Puntarono le carabine e fecero fuoco scatenando urla selvagge. I paria dovevano aver ricevuto un po’ di mitraglia, e forse si erano arrestati, non sapendo con quanti avversari avevano da fare.
Il capo degli sikkari aveva subito approfittato di quella breve sosta, per mettersi anche lui al sicuro sul finestrone. «Non hai ricevuta nessuna freccia?» gli chiese Tremal-Naik.
«No, sahib, però ne ho udite molte fischiarmi intorno. Guai se non avessi spenta subito la candela. Mi avrebbero imbottito di veleno».

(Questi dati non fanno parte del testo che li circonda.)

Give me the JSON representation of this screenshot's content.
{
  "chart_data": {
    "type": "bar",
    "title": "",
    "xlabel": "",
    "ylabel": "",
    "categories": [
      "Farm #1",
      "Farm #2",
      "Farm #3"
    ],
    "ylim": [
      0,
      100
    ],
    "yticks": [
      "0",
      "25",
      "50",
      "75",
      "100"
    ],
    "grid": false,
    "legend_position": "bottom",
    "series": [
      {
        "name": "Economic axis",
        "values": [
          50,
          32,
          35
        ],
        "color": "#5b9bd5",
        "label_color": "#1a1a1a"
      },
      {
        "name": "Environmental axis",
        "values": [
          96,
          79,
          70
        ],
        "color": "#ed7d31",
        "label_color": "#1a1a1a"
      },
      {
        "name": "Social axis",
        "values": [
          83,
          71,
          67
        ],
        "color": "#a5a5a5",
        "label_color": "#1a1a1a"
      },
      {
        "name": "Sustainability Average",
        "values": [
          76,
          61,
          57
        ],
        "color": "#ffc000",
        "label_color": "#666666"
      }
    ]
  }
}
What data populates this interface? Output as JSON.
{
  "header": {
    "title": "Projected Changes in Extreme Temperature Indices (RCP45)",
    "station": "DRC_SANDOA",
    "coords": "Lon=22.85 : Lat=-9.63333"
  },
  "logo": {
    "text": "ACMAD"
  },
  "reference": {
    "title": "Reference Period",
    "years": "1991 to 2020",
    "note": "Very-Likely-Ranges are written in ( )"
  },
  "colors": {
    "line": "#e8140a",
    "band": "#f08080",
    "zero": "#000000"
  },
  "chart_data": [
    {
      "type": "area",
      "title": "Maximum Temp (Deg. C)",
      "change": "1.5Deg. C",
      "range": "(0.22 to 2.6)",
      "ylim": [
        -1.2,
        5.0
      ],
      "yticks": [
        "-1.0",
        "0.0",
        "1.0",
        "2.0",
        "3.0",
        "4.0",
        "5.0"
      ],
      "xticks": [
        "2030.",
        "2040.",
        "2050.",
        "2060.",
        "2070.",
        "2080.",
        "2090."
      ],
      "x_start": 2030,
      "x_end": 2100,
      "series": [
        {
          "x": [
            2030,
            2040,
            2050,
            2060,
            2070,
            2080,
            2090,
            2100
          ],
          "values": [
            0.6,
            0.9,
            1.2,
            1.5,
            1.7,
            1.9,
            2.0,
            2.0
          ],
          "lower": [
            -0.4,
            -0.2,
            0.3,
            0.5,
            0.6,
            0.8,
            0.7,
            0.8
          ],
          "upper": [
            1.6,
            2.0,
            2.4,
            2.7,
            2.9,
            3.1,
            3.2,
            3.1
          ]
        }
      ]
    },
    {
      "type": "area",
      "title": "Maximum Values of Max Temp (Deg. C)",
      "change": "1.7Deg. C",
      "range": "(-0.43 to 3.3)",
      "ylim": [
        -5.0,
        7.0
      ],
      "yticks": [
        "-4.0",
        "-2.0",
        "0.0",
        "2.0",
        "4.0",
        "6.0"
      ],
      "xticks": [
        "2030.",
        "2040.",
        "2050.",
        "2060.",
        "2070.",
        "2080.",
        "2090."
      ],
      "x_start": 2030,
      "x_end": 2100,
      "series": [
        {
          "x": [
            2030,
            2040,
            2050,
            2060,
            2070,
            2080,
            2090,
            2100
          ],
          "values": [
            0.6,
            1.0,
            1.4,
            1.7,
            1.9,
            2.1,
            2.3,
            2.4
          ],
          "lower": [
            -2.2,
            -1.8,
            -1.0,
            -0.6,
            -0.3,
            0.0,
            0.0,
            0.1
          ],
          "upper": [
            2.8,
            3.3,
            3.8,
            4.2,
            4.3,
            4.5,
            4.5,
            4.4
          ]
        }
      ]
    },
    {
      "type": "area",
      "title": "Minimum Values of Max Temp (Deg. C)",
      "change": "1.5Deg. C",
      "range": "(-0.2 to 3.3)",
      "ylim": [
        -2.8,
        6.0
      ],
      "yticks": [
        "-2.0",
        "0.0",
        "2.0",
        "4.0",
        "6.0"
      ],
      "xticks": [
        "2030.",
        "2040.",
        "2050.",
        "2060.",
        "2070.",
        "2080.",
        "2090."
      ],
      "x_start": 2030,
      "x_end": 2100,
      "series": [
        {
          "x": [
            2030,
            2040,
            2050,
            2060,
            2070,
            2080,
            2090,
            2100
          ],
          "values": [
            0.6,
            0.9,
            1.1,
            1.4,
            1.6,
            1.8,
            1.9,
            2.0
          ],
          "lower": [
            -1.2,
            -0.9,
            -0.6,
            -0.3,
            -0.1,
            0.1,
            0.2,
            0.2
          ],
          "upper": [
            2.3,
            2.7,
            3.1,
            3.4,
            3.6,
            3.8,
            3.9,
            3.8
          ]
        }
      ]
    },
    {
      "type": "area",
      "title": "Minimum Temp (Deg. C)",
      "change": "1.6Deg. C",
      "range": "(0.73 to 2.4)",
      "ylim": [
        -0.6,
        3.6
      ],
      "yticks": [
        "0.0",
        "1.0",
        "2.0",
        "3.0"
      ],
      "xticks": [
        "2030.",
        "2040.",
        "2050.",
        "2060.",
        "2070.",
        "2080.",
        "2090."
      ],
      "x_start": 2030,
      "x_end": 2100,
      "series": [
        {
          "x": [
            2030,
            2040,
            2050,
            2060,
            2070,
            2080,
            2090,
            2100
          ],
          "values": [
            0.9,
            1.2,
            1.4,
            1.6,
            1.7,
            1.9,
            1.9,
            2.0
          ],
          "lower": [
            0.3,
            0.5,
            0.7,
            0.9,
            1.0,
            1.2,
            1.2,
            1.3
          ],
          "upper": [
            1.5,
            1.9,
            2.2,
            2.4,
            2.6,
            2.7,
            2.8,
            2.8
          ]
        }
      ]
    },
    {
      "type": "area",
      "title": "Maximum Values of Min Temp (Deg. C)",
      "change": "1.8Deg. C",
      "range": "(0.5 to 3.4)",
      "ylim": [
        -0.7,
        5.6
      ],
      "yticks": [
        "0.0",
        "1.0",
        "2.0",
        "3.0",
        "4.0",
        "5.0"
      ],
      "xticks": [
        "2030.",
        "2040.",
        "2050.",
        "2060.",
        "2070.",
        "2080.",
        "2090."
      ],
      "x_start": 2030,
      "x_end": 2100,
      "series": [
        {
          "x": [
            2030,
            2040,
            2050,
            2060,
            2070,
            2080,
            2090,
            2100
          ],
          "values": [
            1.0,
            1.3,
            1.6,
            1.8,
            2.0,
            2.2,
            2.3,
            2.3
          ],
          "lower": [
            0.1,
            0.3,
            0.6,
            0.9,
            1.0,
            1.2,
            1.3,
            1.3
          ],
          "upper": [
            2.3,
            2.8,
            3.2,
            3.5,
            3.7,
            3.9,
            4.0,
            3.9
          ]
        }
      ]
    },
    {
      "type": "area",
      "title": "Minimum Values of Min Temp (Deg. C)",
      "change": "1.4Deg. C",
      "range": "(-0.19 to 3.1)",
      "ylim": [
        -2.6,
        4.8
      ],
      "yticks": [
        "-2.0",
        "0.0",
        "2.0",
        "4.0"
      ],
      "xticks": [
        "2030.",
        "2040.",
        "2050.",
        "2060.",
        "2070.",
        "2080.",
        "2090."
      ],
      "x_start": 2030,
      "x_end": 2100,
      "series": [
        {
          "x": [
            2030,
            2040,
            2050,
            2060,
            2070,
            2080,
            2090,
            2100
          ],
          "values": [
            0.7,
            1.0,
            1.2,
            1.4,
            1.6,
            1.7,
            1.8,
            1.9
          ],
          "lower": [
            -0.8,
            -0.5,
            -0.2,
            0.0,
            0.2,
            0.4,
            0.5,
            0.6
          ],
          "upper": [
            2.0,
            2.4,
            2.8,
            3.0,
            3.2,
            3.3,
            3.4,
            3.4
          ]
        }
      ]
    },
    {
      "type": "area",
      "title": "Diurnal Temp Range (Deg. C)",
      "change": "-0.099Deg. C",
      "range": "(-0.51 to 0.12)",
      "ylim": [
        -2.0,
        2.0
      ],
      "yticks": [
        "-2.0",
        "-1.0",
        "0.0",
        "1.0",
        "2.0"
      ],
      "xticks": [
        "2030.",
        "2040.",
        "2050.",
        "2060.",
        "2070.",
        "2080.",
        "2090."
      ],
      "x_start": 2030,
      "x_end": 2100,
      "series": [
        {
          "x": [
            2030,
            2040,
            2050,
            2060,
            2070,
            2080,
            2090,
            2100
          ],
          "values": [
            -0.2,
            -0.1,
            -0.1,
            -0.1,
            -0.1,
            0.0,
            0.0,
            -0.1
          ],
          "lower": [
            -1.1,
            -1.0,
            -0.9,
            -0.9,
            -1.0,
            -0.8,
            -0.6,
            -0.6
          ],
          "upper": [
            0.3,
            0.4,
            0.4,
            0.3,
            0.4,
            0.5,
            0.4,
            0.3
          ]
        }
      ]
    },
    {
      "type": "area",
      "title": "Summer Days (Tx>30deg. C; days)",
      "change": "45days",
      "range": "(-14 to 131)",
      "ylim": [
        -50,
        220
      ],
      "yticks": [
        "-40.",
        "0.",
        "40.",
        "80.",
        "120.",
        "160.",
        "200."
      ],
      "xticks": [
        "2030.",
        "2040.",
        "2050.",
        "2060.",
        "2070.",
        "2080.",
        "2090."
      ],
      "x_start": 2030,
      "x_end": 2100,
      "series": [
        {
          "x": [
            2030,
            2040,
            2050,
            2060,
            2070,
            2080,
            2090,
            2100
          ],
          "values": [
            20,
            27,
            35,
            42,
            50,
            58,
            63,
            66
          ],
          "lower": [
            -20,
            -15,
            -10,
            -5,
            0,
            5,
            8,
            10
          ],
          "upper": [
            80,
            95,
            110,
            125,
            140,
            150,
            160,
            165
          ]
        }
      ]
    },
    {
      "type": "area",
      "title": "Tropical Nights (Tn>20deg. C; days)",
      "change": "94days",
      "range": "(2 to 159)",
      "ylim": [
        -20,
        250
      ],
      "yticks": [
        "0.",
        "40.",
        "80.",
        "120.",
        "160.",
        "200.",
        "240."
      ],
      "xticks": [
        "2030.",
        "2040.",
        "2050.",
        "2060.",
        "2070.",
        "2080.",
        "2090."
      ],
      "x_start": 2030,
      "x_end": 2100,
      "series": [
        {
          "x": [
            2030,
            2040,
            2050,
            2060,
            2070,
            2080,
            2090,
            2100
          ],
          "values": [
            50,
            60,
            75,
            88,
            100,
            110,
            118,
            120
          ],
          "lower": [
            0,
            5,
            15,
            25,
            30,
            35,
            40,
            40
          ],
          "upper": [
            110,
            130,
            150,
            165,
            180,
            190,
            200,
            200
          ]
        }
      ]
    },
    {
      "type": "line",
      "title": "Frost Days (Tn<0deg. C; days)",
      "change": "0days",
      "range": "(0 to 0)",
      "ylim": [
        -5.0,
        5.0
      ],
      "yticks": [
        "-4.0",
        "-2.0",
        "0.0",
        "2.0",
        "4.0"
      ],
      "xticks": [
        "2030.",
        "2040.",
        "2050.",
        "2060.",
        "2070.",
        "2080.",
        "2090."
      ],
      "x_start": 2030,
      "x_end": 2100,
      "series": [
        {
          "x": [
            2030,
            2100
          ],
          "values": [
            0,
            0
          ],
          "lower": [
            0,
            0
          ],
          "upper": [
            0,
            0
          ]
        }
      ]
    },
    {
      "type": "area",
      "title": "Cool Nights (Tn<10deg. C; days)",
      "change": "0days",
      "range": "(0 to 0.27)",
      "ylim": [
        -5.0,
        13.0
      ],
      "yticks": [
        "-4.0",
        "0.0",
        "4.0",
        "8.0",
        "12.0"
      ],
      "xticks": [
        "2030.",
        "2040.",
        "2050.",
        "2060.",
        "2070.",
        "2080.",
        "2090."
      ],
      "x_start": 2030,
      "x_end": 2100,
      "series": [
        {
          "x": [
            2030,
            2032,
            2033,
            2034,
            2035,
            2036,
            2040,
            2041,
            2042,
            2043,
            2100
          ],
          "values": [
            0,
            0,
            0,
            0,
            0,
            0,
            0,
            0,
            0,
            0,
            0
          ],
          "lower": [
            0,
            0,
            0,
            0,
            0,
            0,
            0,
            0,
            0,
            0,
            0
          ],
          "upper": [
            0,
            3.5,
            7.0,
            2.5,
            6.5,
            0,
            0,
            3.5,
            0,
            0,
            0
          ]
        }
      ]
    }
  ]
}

«Ed ora che cosa succederà?» chiese Tremal-Naik, guardando Yanez, il quale si era affrettato, dopo la comparsa del sikkaro, a ritirare la corda. «Noi volevamo sorprendere i congiurati e mi pare invece che i sorpresi siamo stati noi».
«Chi poteva prevedere il tradimento dei rajaputi?» disse Yanez, con un sospiro. «Eppure in quelle truppe avevo fiducia. Duecento uomini passati al nemico in una sola notte!… Sono troppi per un principe che ne ha appena un migliaio ed anche disseminati nelle diverse città. Non credevo che quel Sindhia fosse così forte e così astuto». «C’è qualcuno che lo guida». «Il fakiro che ha pagato i miei guerrieri».
«Sì, Yanez. Sindhia da solo non saprebbe far nulla. L’altra volta aveva un greco, ora ha un fakiro per condottiero delle sue forze». «Il greco era più pericoloso». «Noi non sappiamo ancora chi sia questo fakiro».
«Io spero di poterlo, un giorno o l’altro, sorprendere ed attaccarlo alla bocca d’un cannone». «Ed intanto siamo assediati».
«E veramente assediati, perché anche dinanzi a noi, nascosti nella boscaglia, vi sono altri uomini i quali ci impediranno di far ritorno alla capitale». «Che venga il cornac?»
«Io lo spero. Se Sahur giunge, noi caricheremo al galoppo quelle canaglie e le metteremo in completa rotta». «E se al cornac fosse mancato il colpo?»
Yanez si mise una mano in tasca, prese una sigaretta, l’accese, poi colla sua calma abituale disse:
«Allora saremo noi che caricheremo a gran colpi di carabina. Oh!… Non sarà questa notte che io perderò il mio impero».
«Queste Tigri di Mòmpracem, anche se di pelle bianca, sono sempre meravigliose» disse Tremal-Naik. «Non dubitano mai della vittoria finale».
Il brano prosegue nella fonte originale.